In Europa siamo arrivati a considerare la pace, la sicurezza, la democrazia, come cose scontate: la conseguenza, ovvia, dell’evoluzione del genere umano. E abbiamo dimenticato quanto sia costata l’affermazione dell’ordine liberale internazionale, i mali che ci ha risparmiato e che quell’ordine non è stato un fenomeno “naturale”. Ma anche per noi è tempo di prendere atto che mantenere la pace comporta un costante coinvolgimento e un consistente esercizio del potere (americano e, alla buonora, anche europeo). E non sarà facile. A differenza dell’Europa di Monaco, tuttavia, quella di oggi potrebbe vincere abbastanza facilmente contro Putin ma non vuole, perché non ci crede, perché non ha più chiaro neppure quello su cui si vince e si perde.

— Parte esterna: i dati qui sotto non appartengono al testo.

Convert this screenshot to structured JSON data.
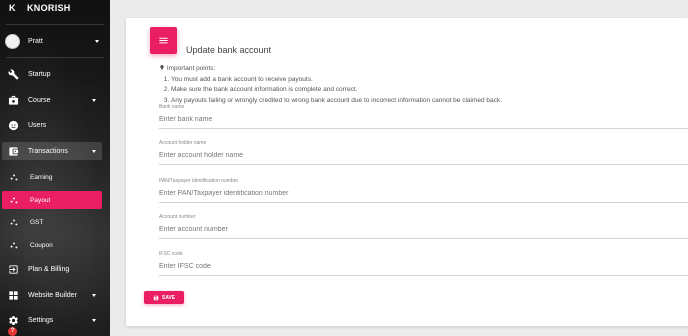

Lo racconta con grande efficacia Marco Ferrante nel suo ultimo romanzo, “Ritorno in Puglia”, inseguendo le riflessioni di Bernardo Bleve all’epoca della guerra del Kosovo: “Per ora, il risultato peggiore della guerra stava nel segnale che gli Stati Uniti e i paesi europei, l’Occidente, il nostro mondo lanciava a tutti quelli che stavano fuori. Il sistema più straordinariamente ricco della storia, il sistema che aveva inventato l’energia moderna e ne aveva accumulata tanta da cambiare la faccia al pianeta, non era in grado di sopportare la Morte in nome di sé stesso: non era più grado di difendere un principio mettendo a rischio vite umane e non solo la propria. Non poteva sacrificare neppure quelle degli altri. Che cosa sarebbe accaduto se avessero bombardato Londra o Berlino? Ma davvero cinquanta anni di pace e di benessere ci avevano così cambiati?”.